Both are more jaded and disappointed with love and life. The movie is shot in real-time, and they still have chemistry in spades. They both thought what they had together was easy to find, and the last nine years have proved them wrong. So, they squeeze every second they can together. Talking, explaining, and sharing silences that tell a lot. Remembering and thinking of what could have been. It has an open-ended ending in theory, but a simple smile from Jesse says it all. Without a doubt, it’s a movie to watch on Valentine’s Day.
Happily Ever After Needs Work
Castle Rock Entertainment
Before Midnight is the third part of the trilogy, and explores the ups and downs of love and being in a relationship. Jesse and Cèline have been together for the last nine years, and they now have kids. They’re middle-aged now, and the honeymoon phase is more than over. They still have their witty and intellectual repartee with each other, but there’s more resentment, and although they spend their lives together, they’re more disconnected from each other than ever before.

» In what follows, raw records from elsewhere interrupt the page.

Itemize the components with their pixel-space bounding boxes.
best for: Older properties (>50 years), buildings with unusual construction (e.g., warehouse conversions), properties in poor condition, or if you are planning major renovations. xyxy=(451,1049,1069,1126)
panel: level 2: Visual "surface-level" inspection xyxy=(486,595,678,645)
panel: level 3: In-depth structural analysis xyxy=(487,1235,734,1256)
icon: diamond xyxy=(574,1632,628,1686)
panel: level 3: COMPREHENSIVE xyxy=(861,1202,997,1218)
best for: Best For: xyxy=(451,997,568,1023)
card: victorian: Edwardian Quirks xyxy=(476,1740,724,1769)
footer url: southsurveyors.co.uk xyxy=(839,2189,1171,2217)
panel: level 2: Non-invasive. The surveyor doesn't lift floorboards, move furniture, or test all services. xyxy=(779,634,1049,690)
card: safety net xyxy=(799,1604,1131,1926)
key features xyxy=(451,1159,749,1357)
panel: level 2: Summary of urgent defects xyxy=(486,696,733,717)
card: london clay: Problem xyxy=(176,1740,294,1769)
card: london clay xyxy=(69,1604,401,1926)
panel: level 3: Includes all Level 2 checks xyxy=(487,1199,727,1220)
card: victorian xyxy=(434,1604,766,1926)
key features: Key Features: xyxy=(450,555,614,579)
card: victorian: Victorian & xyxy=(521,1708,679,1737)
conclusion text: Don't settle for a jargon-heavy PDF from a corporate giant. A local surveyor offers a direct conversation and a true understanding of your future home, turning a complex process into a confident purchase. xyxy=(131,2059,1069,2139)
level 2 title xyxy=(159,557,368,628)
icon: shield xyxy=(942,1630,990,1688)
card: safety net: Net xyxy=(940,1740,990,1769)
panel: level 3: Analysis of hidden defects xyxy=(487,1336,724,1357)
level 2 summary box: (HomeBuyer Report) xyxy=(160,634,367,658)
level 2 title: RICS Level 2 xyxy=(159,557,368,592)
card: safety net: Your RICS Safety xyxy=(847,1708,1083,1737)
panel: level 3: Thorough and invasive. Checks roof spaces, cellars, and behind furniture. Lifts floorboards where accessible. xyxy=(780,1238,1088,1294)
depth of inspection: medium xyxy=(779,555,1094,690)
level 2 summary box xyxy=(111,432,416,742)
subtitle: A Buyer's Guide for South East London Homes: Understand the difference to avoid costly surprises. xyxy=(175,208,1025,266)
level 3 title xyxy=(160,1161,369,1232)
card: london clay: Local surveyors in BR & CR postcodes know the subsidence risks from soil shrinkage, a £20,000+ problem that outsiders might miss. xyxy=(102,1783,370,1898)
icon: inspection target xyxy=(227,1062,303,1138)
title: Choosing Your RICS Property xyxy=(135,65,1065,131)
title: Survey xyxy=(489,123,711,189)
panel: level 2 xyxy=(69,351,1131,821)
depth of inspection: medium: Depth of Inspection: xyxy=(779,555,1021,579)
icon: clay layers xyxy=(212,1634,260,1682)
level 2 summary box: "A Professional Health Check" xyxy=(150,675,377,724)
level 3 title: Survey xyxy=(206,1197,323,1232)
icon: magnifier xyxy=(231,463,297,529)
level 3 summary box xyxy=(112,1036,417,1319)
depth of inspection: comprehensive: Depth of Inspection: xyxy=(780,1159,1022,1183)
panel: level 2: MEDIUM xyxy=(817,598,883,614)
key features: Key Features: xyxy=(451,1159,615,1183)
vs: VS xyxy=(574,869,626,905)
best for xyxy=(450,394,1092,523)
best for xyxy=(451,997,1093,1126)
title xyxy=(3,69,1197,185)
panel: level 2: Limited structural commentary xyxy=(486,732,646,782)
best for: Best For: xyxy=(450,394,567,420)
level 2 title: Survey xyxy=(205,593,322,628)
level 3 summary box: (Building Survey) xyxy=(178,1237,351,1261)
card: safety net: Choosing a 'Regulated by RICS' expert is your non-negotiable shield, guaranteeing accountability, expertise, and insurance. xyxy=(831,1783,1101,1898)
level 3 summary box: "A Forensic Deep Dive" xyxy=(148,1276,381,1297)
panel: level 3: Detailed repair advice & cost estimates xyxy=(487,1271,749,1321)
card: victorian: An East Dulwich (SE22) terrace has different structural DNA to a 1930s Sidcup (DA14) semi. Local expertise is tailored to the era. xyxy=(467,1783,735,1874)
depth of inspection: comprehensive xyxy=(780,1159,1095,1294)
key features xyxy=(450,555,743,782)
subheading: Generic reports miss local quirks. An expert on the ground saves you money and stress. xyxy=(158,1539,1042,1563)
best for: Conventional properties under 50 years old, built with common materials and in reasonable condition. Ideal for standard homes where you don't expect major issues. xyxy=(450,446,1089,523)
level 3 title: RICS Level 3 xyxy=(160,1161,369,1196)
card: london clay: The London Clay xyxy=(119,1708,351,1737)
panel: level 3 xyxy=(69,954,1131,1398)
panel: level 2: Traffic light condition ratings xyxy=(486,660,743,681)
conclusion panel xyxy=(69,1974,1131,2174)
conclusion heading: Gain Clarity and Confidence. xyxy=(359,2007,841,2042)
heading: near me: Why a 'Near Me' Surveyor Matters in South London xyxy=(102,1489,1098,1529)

Both Ethan Hawke and Julie Delpy know these characters’ ins and outs so well, and it shows as they give tour-de-force performances. It’s Hawke’s best movie, and that’s saying something. Linklater’s naturalistic style is even more accentuated here, with takes that last more than ten minutes, to make us be in the room with them, without distractions. Seeing how they love and hate each other, and go from one feeling to the next in seconds. And because they know each other so well, when they fight they know how to really hurt with little words.
It’s one of the most realistic movies about marriage and how you have to keep working on it. Hawke told The Guardian: “I felt it was important to do a corresponding film that was grounded in reality and the nature of love on a day-to-day basis”. And, like the other movies in the trilogy, it has an open-ended ending where you decide if they’re going to fight for their love or if this is the beginning of the end.
People (and Actors) Evolve
Ethan Hawke describes perfectly the idea behind the whole trilogy and their understanding of love: “The first film is about what could be; the second is about what should have been. Before Midnight is about what it is.” From the second movie on, Hawke and Delpy were co-writers of the films, and it shows in how they imbued every second of their conversations, making them more poignant and interesting. The Before trilogy shows the evolution of a love story. From “meet cute”, to relationship, to long-lived marriage. It’s still a two-hander, and both actors keep getting better and better over time, adding all the techniques they’ve learned over the years, giving these characters more weight and layers with each movie creating a believable couple that has been together forever, and that’s no small feat.
Are we going to see more films about Jesse and Céline? It doesn’t look likely. That’s ok, because Before Midnight gives us a perfect and realistic ending to the story. An end with mutual support and understanding. “If you want true love, this is it. This is real life. It’s not perfect. But it’s real.” Jesse tells Céline in the last film. That could be the idea behind the whole Before trilogy, and is also a good lesson about love and relationships for all of us.